"For best results,I highly recommend using the Cooks Illustrated full-proof pie crust recipe following the following recipe link : http://culinaryliterati.blogspot.com/2011/01/full-proof-pie-crust.html
Alternately,use your favorite home made or store bought single pie shell."
ingredients:
8 oz smoked salmon,coarse flaked
3 tablespoons fresh chives,finely chopped
2 tablespoons fresh dill,finely chopped
2 large eggs
2 large egg yokes
1 cup (8oz) heavy cream
1/2 cup sour cream
2 tablespoons dry-sac sherry
1/2 teaspoon Kosher salt
1/2 teaspoon ground white pepper
pinch fresh grated nutmeg
pinch cayenne pepper
1/2 cup gruyere,shredded
2 scallions,thinly sliced on the extreme bias
1 home made or store bought single crust 9 inch pie shell
method:
Partially bake single pie crust according to recipe directions until light golden brown (425 degrees @ 20 minutes).
While crust is baking,combine flaked salmon,chive and dill in a small bowl.
In a medium bowl,combine whole eggs,egg yokes,heavy cream,sour cream,sherry,salt,pepper,nutmeg and cayenne.
When pie crust is par baked,remove from oven. Adjust temperature down to 375 degrees with oven rack in middle setting.

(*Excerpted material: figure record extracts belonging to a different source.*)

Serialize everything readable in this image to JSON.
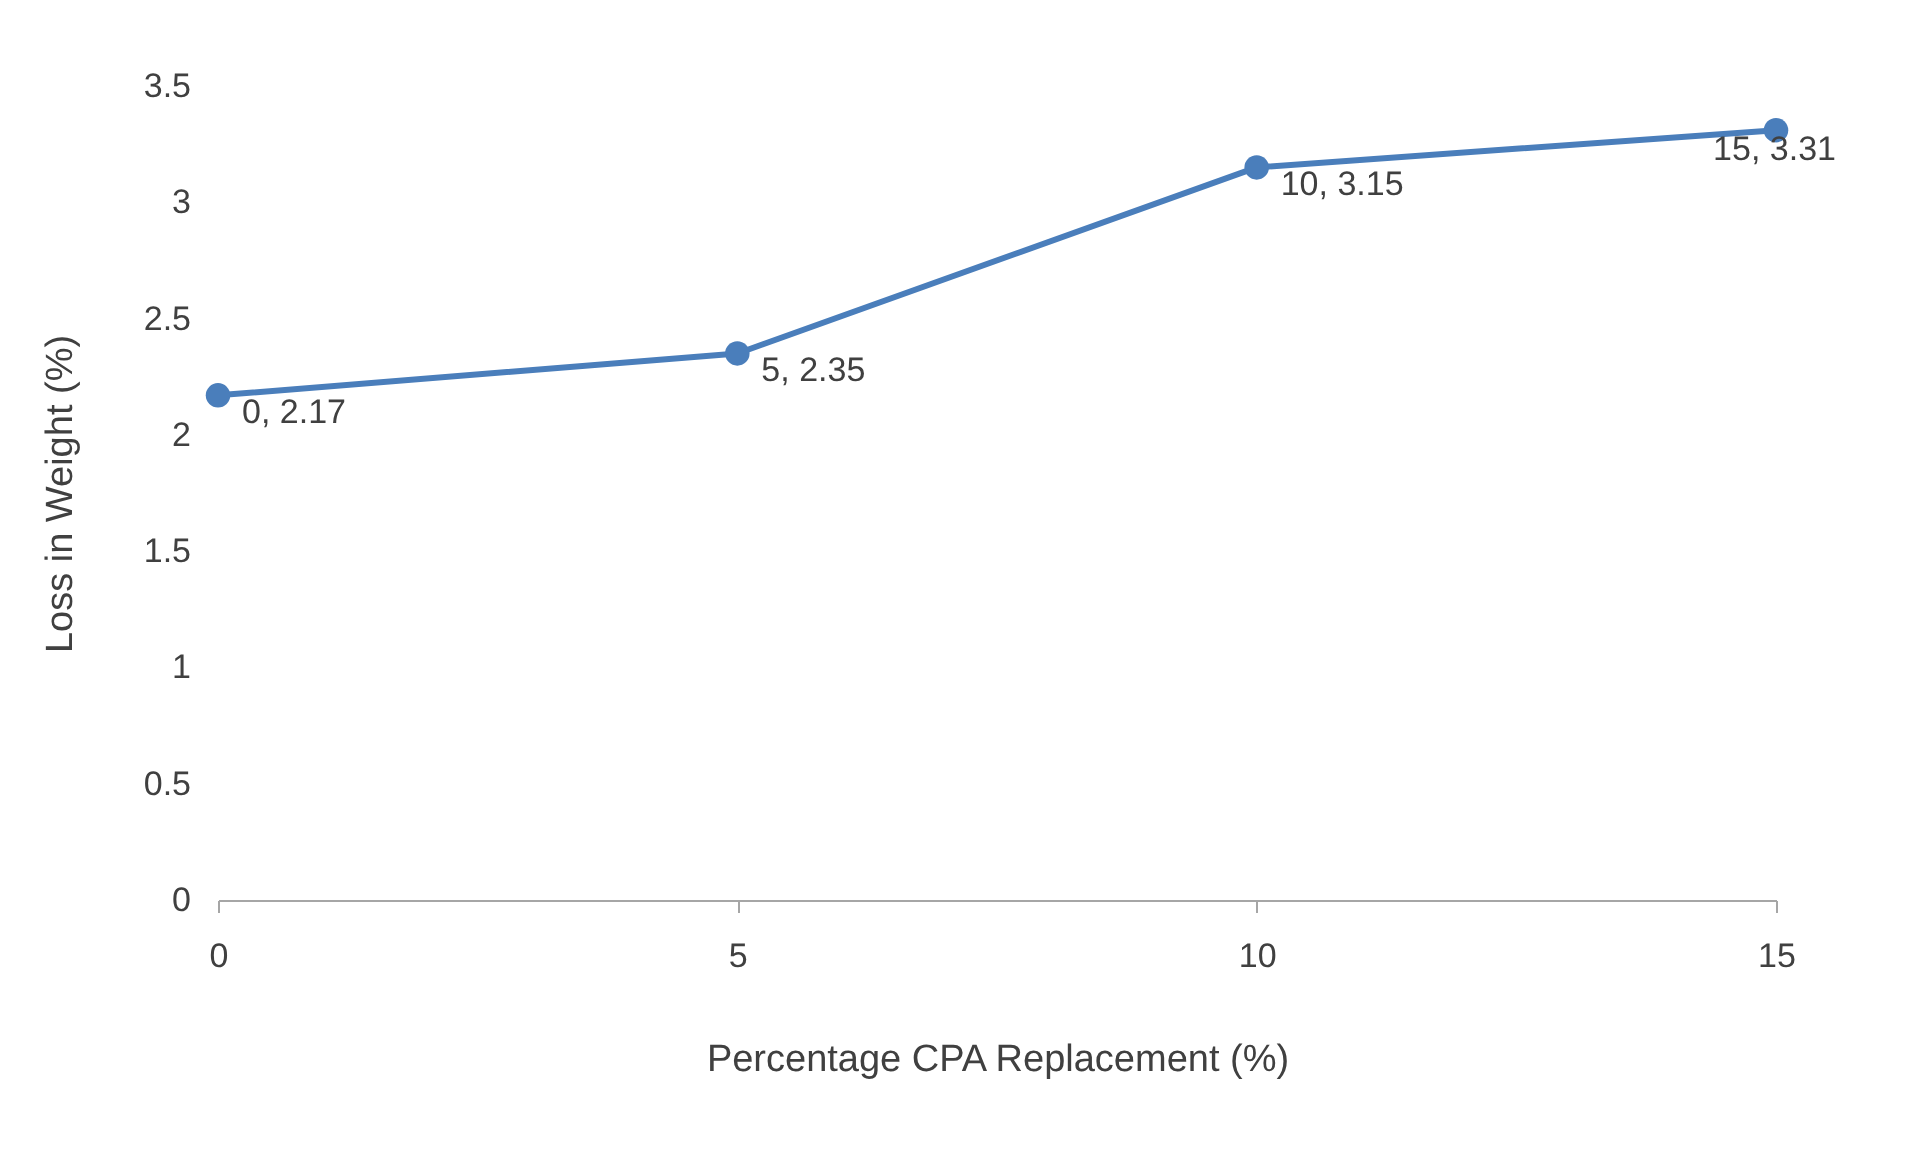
{
  "chart_data": {
    "type": "line",
    "xlabel": "Percentage CPA Replacement (%)",
    "ylabel": "Loss in Weight (%)",
    "x": [
      0,
      5,
      10,
      15
    ],
    "series": [
      {
        "color": "#4a7ebb",
        "values": [
          2.17,
          2.35,
          3.15,
          3.31
        ],
        "value_labels": [
          "0, 2.17",
          "5, 2.35",
          "10, 3.15",
          "15, 3.31"
        ]
      }
    ],
    "xlim": [
      0,
      15
    ],
    "xticks": [
      0,
      5,
      10,
      15
    ],
    "ylim": [
      0,
      3.5
    ],
    "yticks": [
      0,
      0.5,
      1,
      1.5,
      2,
      2.5,
      3,
      3.5
    ],
    "grid": false,
    "marker": "circle",
    "line_style": "solid"
  }
}
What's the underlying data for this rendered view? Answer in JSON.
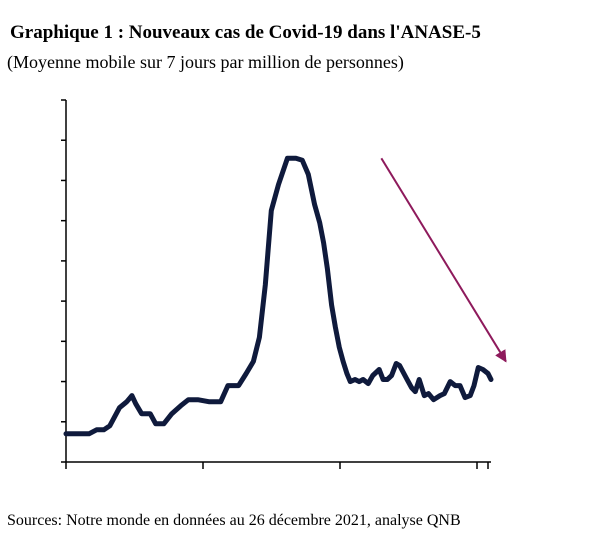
{
  "title": "Graphique 1 : Nouveaux cas de Covid-19 dans l'ANASE-5",
  "subtitle": "(Moyenne mobile sur 7 jours par million de personnes)",
  "source": "Sources: Notre monde en données au 26 décembre 2021, analyse QNB",
  "colors": {
    "series": "#0f1a3c",
    "arrow": "#8e1a5c",
    "axis": "#000000"
  },
  "chart_data": {
    "type": "line",
    "title": "Graphique 1 : Nouveaux cas de Covid-19 dans l'ANASE-5",
    "subtitle": "(Moyenne mobile sur 7 jours par million de personnes)",
    "xlabel": "",
    "ylabel": "",
    "y_tick_count": 9,
    "x_tick_count": 4,
    "ylim": [
      0,
      180
    ],
    "xlim": [
      0,
      1
    ],
    "grid": false,
    "legend": "none",
    "series": [
      {
        "x": [
          0.0,
          0.04,
          0.054,
          0.072,
          0.089,
          0.103,
          0.126,
          0.143,
          0.155,
          0.164,
          0.178,
          0.198,
          0.211,
          0.23,
          0.249,
          0.27,
          0.288,
          0.31,
          0.336,
          0.364,
          0.381,
          0.406,
          0.424,
          0.441,
          0.455,
          0.469,
          0.483,
          0.5,
          0.521,
          0.541,
          0.556,
          0.57,
          0.585,
          0.597,
          0.606,
          0.615,
          0.625,
          0.634,
          0.643,
          0.652,
          0.661,
          0.669,
          0.68,
          0.69,
          0.699,
          0.711,
          0.722,
          0.737,
          0.746,
          0.756,
          0.766,
          0.777,
          0.785,
          0.8,
          0.813,
          0.822,
          0.831,
          0.843,
          0.853,
          0.865,
          0.88,
          0.89,
          0.904,
          0.916,
          0.927,
          0.939,
          0.951,
          0.96,
          0.97,
          0.981,
          0.993,
          1.0
        ],
        "values": [
          14,
          14,
          14,
          16,
          16,
          18,
          27,
          30,
          33,
          29,
          24,
          24,
          19,
          19,
          24,
          28,
          31,
          31,
          30,
          30,
          38,
          38,
          44,
          50,
          62,
          88,
          125,
          138,
          151,
          151,
          150,
          143,
          128,
          119,
          109,
          96,
          78,
          67,
          57,
          50,
          44,
          40,
          41,
          40,
          41,
          39,
          43,
          46,
          41,
          41,
          43,
          49,
          48,
          42,
          37,
          35,
          41,
          33,
          34,
          31,
          33,
          34,
          40,
          38,
          38,
          32,
          33,
          38,
          47,
          46,
          44,
          41
        ]
      }
    ],
    "annotations": [
      {
        "type": "arrow",
        "from": [
          0.742,
          151
        ],
        "to": [
          1.035,
          50
        ]
      }
    ]
  }
}
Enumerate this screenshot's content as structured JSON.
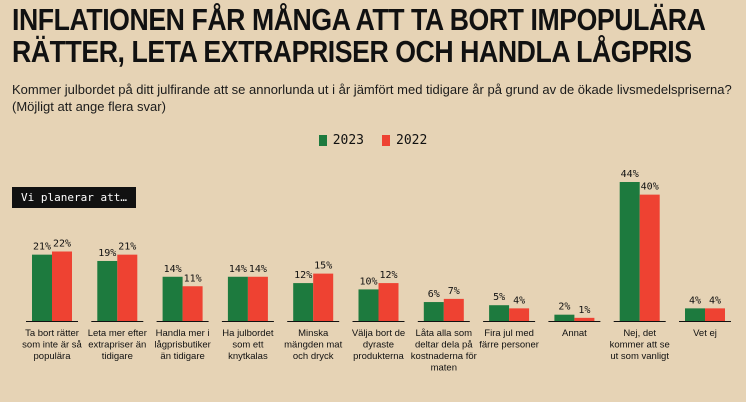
{
  "title_lines": [
    "INFLATIONEN FÅR MÅNGA ATT TA BORT IMPOPULÄRA",
    "RÄTTER, LETA EXTRAPRISER OCH HANDLA LÅGPRIS"
  ],
  "subtitle_lines": [
    "Kommer julbordet på ditt julfirande att se annorlunda ut i år jämfört med tidigare år på grund av de ökade livsmedelspriserna?",
    "(Möjligt att ange flera svar)"
  ],
  "tag_label": "Vi planerar att…",
  "colors": {
    "2023": "#1d7a3e",
    "2022": "#ee4232"
  },
  "chart_data": {
    "type": "bar",
    "series": [
      {
        "name": "2023",
        "values": [
          21,
          19,
          14,
          14,
          12,
          10,
          6,
          5,
          2,
          44,
          4
        ]
      },
      {
        "name": "2022",
        "values": [
          22,
          21,
          11,
          14,
          15,
          12,
          7,
          4,
          1,
          40,
          4
        ]
      }
    ],
    "categories": [
      [
        "Ta bort rätter",
        "som inte är så",
        "populära"
      ],
      [
        "Leta mer efter",
        "extrapriser än",
        "tidigare"
      ],
      [
        "Handla mer i",
        "lågprisbutiker",
        "än tidigare"
      ],
      [
        "Ha julbordet",
        "som ett",
        "knytkalas"
      ],
      [
        "Minska",
        "mängden mat",
        "och dryck"
      ],
      [
        "Välja bort de",
        "dyraste",
        "produkterna"
      ],
      [
        "Låta alla som",
        "deltar dela på",
        "kostnaderna för",
        "maten"
      ],
      [
        "Fira jul med",
        "färre personer"
      ],
      [
        "Annat"
      ],
      [
        "Nej, det",
        "kommer att se",
        "ut som vanligt"
      ],
      [
        "Vet ej"
      ]
    ],
    "value_suffix": "%",
    "ylim": [
      0,
      44
    ],
    "legend_position": "top-center"
  }
}
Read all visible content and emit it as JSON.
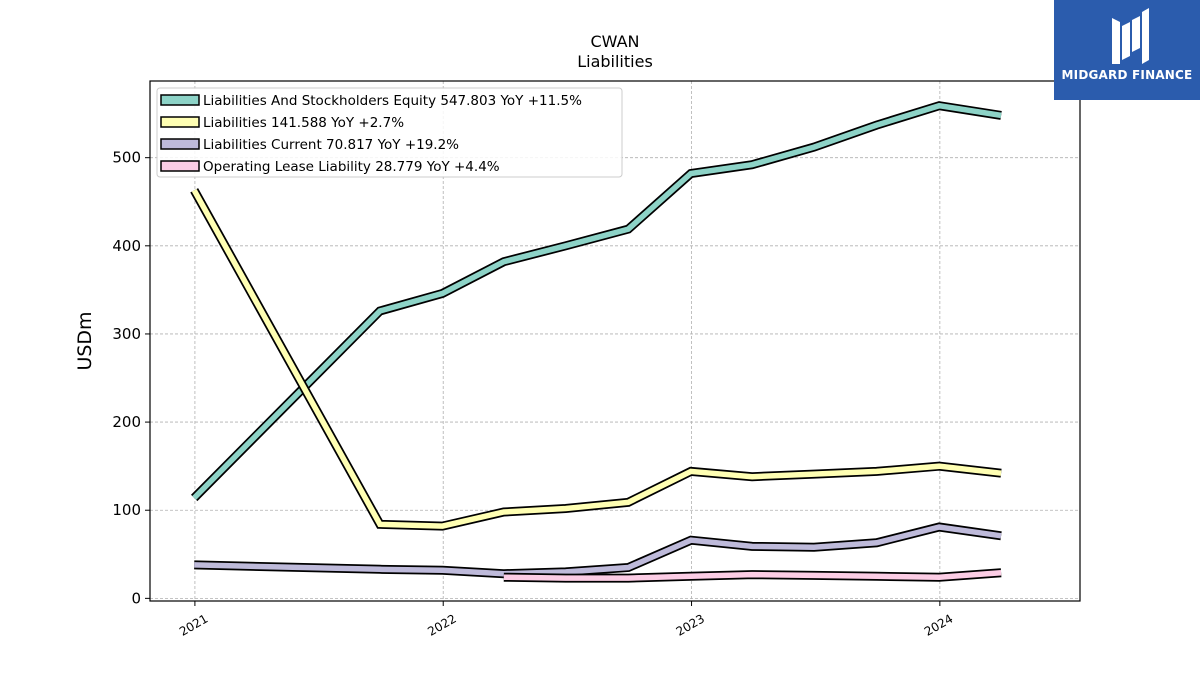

scatter salmon mixture evenly on bottom of crust. Top with egg mixture and bake 30 minutes. Remove from oven and quickly scatter cheese and scallions over top of partially baked quiche. Return to oven and bake @ 10-12 minutes until custard is set,but still slightly giggly in center. Cool 10 minutes and serve warm or at room temperature.